What was surprising, however, was that the bullies themselves were also interested in cosmetic surgery, with 3.4% of bullies desiring surgery. Although they were not as likely to desire aesthetic changes as their victims, they were much more likely than the uninvolved students to desire surgery. According to the researchers, they are likely seeking cosmetic surgery for entirely different reasons. The bullies may want to use aesthetic changes to improve their appearance, thus increasing social status.
Of teens who were bullies and had been bullied themselves, 8.8% expressed an interest in cosmetic surgery. Only 7.3% of girls and 2% of boys not involved in bullying desired cosmetic surgery.
As bullying victims start desiring cosmetic surgery as young as 11, they are developing ideas that may stick with them for life. Past studies had discovered about half of adults who sought cosmetic surgery also had a history of bullying or teasing. It could be that the exaggerated attention their perceived flaws had as a child increased their self-consciousness about that perceived flaw as an adult, and combined with poor self-esteem and psychological functioning, these vulnerable adults sought to find solutions under the plastic surgeon’s knife.

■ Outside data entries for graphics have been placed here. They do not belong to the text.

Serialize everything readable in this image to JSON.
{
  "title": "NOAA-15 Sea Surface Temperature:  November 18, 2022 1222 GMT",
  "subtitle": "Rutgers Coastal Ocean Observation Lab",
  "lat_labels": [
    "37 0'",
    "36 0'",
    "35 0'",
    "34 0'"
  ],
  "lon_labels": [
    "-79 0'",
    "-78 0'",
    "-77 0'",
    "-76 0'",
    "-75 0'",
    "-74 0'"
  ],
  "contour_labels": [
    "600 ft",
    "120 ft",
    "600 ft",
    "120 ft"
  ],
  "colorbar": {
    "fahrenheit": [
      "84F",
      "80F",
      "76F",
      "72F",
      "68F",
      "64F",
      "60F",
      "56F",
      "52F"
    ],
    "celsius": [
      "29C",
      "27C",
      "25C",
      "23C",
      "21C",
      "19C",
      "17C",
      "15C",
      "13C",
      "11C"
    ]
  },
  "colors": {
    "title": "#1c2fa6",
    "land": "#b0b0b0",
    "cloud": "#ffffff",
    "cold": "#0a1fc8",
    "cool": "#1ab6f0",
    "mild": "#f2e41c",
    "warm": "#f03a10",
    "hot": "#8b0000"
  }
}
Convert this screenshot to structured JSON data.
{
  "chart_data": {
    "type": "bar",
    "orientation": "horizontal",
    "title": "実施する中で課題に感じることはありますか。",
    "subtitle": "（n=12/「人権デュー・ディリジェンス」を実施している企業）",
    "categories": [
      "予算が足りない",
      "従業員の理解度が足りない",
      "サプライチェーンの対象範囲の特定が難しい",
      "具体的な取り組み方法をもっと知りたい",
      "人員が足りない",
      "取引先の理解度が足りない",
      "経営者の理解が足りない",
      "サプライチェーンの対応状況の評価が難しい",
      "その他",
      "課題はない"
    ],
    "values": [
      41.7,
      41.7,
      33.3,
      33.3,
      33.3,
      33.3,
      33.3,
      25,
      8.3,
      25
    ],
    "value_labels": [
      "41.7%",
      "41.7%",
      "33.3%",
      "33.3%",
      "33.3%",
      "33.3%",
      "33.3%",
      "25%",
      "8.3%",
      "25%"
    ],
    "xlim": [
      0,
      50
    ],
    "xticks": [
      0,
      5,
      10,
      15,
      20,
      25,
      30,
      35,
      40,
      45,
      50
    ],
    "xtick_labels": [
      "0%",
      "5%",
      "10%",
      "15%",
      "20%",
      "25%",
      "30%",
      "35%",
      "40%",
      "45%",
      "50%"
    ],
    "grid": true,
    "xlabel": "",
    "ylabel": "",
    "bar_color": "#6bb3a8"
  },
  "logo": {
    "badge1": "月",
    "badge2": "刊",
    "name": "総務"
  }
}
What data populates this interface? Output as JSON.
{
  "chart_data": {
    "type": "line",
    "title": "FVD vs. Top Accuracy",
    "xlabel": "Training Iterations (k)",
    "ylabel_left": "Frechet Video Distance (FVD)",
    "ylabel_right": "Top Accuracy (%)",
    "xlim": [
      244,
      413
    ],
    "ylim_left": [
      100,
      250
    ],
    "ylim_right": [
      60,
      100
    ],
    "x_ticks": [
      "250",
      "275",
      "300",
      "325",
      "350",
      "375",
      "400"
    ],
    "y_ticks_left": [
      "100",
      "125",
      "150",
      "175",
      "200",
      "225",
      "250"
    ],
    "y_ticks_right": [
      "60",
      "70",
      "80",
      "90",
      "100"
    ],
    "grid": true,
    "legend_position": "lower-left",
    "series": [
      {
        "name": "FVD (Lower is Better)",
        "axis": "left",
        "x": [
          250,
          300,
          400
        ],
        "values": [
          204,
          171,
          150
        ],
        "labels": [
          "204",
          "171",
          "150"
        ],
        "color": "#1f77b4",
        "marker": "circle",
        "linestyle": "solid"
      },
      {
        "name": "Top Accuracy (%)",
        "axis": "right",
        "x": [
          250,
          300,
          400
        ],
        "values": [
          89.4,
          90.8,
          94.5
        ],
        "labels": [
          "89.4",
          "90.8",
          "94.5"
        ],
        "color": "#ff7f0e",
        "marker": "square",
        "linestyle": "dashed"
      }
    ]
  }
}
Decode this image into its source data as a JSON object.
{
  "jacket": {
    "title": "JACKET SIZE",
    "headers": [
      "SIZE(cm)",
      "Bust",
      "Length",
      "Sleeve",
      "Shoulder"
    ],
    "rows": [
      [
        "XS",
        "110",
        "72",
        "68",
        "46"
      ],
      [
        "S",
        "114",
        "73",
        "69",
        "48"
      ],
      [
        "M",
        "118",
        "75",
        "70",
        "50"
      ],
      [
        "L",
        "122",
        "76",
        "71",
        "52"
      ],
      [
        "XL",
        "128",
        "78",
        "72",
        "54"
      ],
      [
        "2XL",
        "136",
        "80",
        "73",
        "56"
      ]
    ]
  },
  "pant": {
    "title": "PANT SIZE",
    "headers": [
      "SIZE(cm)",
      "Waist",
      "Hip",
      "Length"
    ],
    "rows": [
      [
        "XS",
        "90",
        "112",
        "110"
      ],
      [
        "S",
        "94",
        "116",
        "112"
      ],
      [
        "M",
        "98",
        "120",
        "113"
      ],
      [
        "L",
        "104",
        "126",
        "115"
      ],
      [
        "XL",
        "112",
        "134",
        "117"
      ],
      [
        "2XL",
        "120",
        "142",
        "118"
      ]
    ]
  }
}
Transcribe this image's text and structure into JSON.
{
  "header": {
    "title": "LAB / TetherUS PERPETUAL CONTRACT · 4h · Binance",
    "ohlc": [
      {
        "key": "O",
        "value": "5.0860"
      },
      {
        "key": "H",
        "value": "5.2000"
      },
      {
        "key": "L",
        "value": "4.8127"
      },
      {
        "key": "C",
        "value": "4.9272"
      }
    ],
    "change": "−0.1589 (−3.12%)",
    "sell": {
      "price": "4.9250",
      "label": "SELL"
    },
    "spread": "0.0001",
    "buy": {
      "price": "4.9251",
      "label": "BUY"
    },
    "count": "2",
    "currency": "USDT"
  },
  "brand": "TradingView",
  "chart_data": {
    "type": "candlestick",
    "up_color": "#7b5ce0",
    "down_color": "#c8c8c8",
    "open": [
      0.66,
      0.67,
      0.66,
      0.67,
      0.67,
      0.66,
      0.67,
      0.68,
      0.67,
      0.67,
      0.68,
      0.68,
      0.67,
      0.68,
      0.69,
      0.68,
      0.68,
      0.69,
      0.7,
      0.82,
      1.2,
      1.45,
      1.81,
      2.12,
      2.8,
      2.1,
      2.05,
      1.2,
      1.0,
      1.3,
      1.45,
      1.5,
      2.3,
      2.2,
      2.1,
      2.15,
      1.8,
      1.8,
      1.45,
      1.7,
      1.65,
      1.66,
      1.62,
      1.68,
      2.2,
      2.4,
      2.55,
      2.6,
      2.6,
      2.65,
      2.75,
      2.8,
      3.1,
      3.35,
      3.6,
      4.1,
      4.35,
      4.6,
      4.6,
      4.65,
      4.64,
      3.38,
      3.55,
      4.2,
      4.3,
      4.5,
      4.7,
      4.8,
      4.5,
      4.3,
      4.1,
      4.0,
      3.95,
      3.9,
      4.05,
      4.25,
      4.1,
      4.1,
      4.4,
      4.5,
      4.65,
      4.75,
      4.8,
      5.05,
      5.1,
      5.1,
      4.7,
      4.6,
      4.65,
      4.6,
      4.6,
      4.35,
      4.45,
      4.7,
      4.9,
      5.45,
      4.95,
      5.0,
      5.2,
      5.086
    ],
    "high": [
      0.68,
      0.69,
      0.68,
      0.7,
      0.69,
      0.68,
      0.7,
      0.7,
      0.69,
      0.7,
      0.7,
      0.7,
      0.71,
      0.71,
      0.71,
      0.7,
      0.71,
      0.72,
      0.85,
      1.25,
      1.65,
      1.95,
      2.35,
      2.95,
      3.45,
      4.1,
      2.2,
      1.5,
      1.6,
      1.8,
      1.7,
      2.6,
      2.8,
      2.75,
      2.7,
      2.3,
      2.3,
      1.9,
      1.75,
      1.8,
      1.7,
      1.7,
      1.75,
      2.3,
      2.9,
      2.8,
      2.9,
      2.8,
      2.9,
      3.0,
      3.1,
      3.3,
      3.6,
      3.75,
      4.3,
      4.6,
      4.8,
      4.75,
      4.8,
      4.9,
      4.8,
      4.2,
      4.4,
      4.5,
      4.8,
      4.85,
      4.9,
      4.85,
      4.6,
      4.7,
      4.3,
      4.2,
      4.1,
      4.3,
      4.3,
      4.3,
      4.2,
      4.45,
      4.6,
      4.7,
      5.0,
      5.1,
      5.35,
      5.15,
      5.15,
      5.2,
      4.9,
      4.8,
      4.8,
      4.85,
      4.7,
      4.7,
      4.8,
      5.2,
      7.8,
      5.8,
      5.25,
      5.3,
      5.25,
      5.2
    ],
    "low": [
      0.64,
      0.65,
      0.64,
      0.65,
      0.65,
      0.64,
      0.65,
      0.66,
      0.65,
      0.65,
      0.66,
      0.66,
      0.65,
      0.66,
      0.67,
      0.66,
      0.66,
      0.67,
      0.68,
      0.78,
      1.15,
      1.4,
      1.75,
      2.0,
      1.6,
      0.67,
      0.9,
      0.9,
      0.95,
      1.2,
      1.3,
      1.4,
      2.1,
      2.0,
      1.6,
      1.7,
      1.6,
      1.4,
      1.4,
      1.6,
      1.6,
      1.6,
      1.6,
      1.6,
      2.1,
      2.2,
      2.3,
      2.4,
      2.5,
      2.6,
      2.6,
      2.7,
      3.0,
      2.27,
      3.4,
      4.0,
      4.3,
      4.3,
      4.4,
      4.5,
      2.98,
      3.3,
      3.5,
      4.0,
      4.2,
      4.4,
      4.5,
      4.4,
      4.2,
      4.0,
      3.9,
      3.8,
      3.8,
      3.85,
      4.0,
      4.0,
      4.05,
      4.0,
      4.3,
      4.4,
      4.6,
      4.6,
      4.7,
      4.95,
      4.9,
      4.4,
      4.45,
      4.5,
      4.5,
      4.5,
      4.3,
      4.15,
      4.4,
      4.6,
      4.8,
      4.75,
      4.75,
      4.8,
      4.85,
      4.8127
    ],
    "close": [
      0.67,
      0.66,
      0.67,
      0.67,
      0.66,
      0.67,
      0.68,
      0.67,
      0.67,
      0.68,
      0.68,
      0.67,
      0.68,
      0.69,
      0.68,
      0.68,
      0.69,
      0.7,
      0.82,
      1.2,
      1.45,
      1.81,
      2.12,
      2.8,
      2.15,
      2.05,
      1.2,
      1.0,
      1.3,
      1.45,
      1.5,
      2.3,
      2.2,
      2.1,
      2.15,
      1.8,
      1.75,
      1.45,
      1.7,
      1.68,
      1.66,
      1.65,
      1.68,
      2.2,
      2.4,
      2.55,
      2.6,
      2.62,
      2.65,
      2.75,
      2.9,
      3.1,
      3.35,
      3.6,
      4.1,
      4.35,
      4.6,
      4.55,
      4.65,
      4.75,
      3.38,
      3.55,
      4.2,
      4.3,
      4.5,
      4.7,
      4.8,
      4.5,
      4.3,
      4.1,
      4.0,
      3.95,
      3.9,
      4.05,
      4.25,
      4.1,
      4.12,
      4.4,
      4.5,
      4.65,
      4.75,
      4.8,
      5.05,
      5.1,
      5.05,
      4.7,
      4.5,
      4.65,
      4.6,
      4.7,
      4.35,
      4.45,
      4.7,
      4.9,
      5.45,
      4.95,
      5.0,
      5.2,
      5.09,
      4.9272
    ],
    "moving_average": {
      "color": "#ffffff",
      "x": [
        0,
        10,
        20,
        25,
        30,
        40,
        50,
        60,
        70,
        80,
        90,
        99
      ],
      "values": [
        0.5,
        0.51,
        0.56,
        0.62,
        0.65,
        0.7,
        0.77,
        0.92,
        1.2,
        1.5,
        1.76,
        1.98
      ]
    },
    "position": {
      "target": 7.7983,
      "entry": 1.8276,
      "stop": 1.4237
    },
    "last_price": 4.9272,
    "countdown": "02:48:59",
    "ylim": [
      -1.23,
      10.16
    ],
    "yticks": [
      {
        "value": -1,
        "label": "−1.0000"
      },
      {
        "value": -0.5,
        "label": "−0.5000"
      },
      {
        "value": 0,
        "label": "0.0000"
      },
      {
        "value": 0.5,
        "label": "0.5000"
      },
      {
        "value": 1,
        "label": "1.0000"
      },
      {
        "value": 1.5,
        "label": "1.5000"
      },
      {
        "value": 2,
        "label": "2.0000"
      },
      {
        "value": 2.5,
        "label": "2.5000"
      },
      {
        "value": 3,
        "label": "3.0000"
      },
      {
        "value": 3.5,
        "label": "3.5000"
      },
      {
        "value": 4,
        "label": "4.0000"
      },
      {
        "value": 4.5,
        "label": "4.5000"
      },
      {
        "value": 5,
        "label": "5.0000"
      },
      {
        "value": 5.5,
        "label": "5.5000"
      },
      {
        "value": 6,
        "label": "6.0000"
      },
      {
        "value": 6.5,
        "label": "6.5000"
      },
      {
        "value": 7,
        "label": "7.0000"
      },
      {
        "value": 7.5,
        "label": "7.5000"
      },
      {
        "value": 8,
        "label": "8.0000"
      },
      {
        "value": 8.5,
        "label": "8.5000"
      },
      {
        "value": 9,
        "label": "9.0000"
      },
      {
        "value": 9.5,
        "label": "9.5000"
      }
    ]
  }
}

Plastic surgery is gaining popularity, with a reported 17,192,816 cosmetic procedures performed in 2016 in the U.S. alone. This included more than 1.7 million surgical procedures and more than 15 million minimally-invasive procedures, such as botulinum toxin and dermal filler injections. Between 2014 and 2015, there were 230,000 procedures in the U.S. performed on 13 to 19-year-olds, so cosmetic surgery is not limited to adults. With this overall increase in procedures, the researchers were interested in learning what drives people to seek out these body improvements. Previous studies had suggested poor body image and low self-esteem were major reasons people sought plastic surgery, so the researchers were likely not surprised to learn that there was a link between cosmetic surgery desire and poor psychological functioning in teens.
The researchers suggest that when plastic surgeons screen their patients, they should screen for psychological vulnerability along with past bullying victimization. Encouraging these bullying victims to seek mental health help may reduce their desire for cosmetic surgery, if they are seeking plastic surgery for all the wrong reasons. Addressing mental health issues even earlier, helping the bullying teens face their psychological trauma, could help reduce their desire for cosmetic surgery later in life.
Not all desire for cosmetic surgery is negative, of course. Many with good self esteem still want to correct a part of their body that bothers them, such as a crooked nose or small breasts. Others seek to make small enhancements, such as smoothing their wrinkled skin, or make small corrections that improve how others see them, such as erasing frown lines. When someone has poor self-esteem to begin with, though, no amount of breast enlargement or wrinkle smoothing can improve how they feel about themselves and their body. The key is for the cosmetic practitioner to recognize when the desire for cosmetic surgery is based on positive desires instead of negative experiences such as past bullying.